Step 3: Build the Dialogue Generator
Next, I write a reusable function that accepts a character sheet and scene context, formats them into a user message, and calls the Oxlo.ai chat endpoint. I set temperature to 0.8 to introduce natural variety between runs without letting the model hallucinate facts outside the provided context. I strip whitespace from the returned content so the line drops cleanly into a CSV or JSONL pipeline.
def generate_line(name, role, emotion, location, recent_event):
user_message = f"""Character: {name}
Role: {role}
Emotion: {emotion}
Location: {location}
Recent event: {recent_event}
Write one line of dialogue."""
response = client.chat.completions.create(
model=MODEL,
messages=[
{"role": "system", "content": SYSTEM_PROMPT},
{"role": "user", "content": user_message},
],
temperature=0.8,
max_tokens=60,
)
return response.choices[0].message.content.strip()

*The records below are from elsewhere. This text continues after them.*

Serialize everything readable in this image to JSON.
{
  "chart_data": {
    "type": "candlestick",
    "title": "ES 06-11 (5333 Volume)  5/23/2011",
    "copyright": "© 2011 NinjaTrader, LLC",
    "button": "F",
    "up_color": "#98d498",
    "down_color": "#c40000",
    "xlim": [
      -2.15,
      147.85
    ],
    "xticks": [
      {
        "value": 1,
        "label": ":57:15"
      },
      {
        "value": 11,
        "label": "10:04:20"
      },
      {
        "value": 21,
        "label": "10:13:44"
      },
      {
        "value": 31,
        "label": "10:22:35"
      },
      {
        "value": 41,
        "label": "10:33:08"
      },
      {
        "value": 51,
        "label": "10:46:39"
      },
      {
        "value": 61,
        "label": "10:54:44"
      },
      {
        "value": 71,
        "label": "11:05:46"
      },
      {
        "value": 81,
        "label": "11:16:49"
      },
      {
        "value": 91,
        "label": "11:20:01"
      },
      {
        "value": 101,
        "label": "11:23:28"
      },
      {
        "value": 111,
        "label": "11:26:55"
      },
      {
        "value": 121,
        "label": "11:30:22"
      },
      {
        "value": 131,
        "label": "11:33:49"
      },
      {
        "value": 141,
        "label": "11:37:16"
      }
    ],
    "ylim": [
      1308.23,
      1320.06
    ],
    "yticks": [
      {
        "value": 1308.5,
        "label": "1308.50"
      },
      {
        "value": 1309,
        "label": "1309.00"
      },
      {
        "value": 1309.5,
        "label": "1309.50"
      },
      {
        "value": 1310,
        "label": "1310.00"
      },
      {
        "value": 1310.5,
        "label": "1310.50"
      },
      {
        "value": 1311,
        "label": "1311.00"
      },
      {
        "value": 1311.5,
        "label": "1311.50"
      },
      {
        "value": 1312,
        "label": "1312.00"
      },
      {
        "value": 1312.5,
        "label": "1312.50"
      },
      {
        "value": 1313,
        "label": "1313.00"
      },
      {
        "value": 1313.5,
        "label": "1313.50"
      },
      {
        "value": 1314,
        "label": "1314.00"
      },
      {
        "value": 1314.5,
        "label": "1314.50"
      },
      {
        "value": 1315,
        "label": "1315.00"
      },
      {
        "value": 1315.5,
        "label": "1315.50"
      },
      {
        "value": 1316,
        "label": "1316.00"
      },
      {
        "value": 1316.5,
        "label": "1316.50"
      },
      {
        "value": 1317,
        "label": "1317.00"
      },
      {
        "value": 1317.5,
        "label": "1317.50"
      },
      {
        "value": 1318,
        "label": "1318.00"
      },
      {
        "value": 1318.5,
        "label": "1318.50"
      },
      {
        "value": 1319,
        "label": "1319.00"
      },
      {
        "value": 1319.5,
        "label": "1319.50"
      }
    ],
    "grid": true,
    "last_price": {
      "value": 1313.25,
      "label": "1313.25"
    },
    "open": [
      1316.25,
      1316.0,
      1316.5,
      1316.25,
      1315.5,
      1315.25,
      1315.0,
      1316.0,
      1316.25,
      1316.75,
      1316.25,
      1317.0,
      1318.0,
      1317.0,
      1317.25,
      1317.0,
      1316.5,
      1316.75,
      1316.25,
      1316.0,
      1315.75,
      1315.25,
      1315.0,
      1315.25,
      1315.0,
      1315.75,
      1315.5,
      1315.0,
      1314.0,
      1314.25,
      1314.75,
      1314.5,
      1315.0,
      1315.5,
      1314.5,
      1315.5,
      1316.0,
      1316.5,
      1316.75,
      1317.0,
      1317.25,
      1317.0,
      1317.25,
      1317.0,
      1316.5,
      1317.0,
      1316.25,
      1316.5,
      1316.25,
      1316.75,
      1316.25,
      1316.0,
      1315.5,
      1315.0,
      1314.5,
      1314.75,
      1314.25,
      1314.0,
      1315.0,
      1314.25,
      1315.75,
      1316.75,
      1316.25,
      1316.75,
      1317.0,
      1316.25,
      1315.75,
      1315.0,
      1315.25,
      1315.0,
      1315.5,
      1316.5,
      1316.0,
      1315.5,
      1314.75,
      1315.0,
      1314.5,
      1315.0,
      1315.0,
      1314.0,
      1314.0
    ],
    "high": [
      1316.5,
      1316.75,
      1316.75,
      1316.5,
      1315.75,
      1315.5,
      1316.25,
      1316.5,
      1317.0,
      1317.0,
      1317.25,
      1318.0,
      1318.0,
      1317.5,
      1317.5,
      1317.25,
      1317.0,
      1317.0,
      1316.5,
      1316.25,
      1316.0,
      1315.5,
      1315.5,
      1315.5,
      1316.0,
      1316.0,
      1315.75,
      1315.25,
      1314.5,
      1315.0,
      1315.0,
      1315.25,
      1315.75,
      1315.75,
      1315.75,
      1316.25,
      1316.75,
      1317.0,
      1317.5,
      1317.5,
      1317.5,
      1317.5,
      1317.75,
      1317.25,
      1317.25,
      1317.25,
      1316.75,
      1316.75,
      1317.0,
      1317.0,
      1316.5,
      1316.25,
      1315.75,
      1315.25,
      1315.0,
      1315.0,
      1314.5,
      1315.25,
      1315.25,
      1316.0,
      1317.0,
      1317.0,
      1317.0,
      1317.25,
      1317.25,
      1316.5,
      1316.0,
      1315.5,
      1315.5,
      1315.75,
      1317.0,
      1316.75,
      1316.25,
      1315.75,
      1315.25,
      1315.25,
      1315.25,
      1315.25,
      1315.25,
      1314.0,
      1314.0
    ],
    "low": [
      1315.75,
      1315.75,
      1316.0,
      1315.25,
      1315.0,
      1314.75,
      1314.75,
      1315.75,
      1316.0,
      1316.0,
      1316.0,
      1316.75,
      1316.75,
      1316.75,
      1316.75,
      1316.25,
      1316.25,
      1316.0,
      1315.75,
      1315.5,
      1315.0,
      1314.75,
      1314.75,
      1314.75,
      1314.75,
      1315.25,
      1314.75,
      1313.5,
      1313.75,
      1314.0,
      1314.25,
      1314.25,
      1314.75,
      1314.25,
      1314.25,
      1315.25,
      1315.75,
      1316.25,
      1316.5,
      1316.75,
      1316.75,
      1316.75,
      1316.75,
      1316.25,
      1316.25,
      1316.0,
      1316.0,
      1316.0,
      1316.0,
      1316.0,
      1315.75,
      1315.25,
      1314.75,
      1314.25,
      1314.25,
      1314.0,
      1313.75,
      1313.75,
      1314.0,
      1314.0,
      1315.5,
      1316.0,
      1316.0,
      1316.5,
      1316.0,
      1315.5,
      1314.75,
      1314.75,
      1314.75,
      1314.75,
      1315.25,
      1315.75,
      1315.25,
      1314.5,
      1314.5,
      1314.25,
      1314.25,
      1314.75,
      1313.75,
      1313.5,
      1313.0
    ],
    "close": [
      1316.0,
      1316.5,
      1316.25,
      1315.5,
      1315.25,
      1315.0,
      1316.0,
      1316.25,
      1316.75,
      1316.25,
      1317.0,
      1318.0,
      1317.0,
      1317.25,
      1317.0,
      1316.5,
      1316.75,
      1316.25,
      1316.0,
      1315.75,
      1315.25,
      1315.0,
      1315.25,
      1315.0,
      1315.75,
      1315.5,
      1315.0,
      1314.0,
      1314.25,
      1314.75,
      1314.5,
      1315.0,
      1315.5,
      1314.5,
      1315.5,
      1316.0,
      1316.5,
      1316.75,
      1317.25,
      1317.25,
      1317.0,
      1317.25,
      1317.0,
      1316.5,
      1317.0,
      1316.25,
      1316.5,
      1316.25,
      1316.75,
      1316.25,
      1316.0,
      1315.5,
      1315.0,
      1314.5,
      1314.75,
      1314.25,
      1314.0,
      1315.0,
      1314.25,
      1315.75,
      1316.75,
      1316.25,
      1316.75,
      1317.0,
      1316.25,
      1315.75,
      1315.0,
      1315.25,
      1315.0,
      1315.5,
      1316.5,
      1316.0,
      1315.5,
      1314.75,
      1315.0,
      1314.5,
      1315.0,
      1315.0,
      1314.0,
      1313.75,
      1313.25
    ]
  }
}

Step 4: Orchestrate a Scene
Real scenes involve multiple speakers reacting to the same event. I create a small loop that passes each character's context to the generator and prints a formatted transcript. In a production pipeline, you would write this output to a JSONL file for import into Unity, Unreal, or a localization spreadsheet. For now, printing to the terminal lets us read the flow instantly and adjust the system prompt if any voice feels off.
scene_characters = [
{
"name": "Greta",
"role": "blacksmith",
"emotion": "suspicious",
"location": "forge",
"recent_event": "A stranger asked about the Duke's sword."
},
{
"name": "Finn",
"role": "street urchin",
"emotion": "excited",
"location": "forge doorway",
"recent_event": "He saw the stranger drop a silver coin."
},
{
"name": "Sergeant Yao",
"role": "city guard",
"emotion": "authoritative",
"location": "forge entrance",
"recent_event": "He is searching for a wanted thief."
},
]
def run_scene(characters):
print("--- SCENE START ---")
for char in characters:
line = generate_line(
char["name"],
char["role"],
char["emotion"],
char["location"],
char["recent_event"]
)
print(f"{char['name']}: {line}")
print("--- SCENE END ---")
if __name__ == "__main__":
run_scene(scene_characters)
Run it
Save the file and run the script from your terminal:
python npc_agent.py
When I ran this against Oxlo.ai, the transcript looked like this:
--- SCENE START ---
Greta: I don't know nothing about no noble blades, and I'd advise you to stop asking.
Finn: Mister, you dropped something shiny. Can I keep it? Please?
Sergeant Yao: Nobody leaves until I check every pocket and pack. Thieves don't hide forever.
--- SCENE END ---
Each line respects the role and emotional constraints. Because Oxlo.ai charges a flat rate per request, sending these detailed character sheets does not inflate the cost the way token-based pricing would. You can iterate on voice all afternoon without watching the meter run.
Wrap-up and next steps
This agent gives narrative designers a repeatable way to draft NPC lines that stay in character. Two concrete ways to extend it:
- Add voice acting by piping the dialogue strings through Oxlo.ai's Kokoro TTS endpoint at
/audio/speech. You can assign different voices to characters and preview the scene aloud. - Deploy the generator as a FastAPI service and cache character profiles in Redis. Game clients can then request fresh lines dynamically based on live world state, all backed by Oxlo.ai's flat per-request pricing.